COMME IL FAUT REMÉDIER AUX MENUES TENTATIONS


Or donc, quant à ces menues tentations de vanité, de soupçon, de chagrin, de jalousie, d’envie, d’amourettes, et semblables tricheries qui, comme mouches et moucherons, viennent passer devant nos yeux, et tantôt nous piquer sur la joue, tantôt sur le nez, parce qu’il est impossible d’être tout à fait exempt de leur importunité, la meilleure résistance qu’on leur puisse faire, c’est de ne s’en point tourmenter ; car tout cela ne peut nuire, quoiqu’il puisse faire de l’ennui, pourvu que l’on soit bien résolu de vouloir servir Dieu.
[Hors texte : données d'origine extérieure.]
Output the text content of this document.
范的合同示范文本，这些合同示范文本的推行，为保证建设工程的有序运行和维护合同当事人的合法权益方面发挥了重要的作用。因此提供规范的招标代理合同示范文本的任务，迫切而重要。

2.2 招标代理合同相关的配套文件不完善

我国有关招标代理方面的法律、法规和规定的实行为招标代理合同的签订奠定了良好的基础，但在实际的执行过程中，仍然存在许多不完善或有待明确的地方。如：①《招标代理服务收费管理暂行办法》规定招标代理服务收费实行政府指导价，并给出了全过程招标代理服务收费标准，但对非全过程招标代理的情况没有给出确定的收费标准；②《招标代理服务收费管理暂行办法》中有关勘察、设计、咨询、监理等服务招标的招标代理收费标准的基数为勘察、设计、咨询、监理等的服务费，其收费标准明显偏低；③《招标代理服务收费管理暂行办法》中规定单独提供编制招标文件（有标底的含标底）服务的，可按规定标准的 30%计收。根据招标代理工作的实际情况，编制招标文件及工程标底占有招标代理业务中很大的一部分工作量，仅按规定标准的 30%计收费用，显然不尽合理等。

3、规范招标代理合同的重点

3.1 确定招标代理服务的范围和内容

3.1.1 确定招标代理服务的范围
Méprisez donc ces menues attaques et ne daignez pas seulement penser à ce qu’elles veulent dire, mais laissez les bourdonner autour de vos oreilles tant qu’elles voudront, et courir çà et là autour de vous, comme l’on fait des mouches ; et quand elles viendront vous piquer, et que vous les verrez aucunement s’arrêter en votre cœur, ne faites autre chose que de tout simplement les ôter, non point combattant contre elles, ni leur répondant, mais faisant des actions contraires, quelles qu’elles soient, et spécialement de l’amour de Dieu. Car si vous me croyez, vous ne vous opiniâtrerez pas à vouloir opposer la vertu contraire, à la tentation que vous sentez, parce que ce serait quasi vouloir disputer avec elle ; mais après avoir fait une action de cette vertu directement contraire, si vous avez eu le loisir de reconnaître la qualité de la tentation, vous ferez un simple retour de votre cœur, du côté de Jésus-Christ crucifié, et par une action d’amour en son endroit, vous lui baiserez les sacrés pieds. C’est le meilleur moyen de vaincre l’ennemi, tant ès petites qu’ès grandes tentations ; car l’amour de Dieu contenant en soi toutes les perfections de toutes les vertus, et plus excellemment que les vertus mêmes, il est aussi un plus souverain remède contre tous vices ; et votre esprit s’accoutumant en toutes tentations de recourir à ce rendez-vous général, ne sera point obligé de regarder et examiner quelles tentations il a ; mais simplement se sentant troublé, il s’accoisera en ce grand remède, lequel outre cela est si épouvantable au malin esprit, que quand il voit que ses tentations nous provoquent à ce divin amour, il cesse de nous en faire.

Et voilà quant aux menues et fréquentes tentations, avec lesquelles qui voudrait s’amuser par le menu, il se morfondrait et ne ferait rien.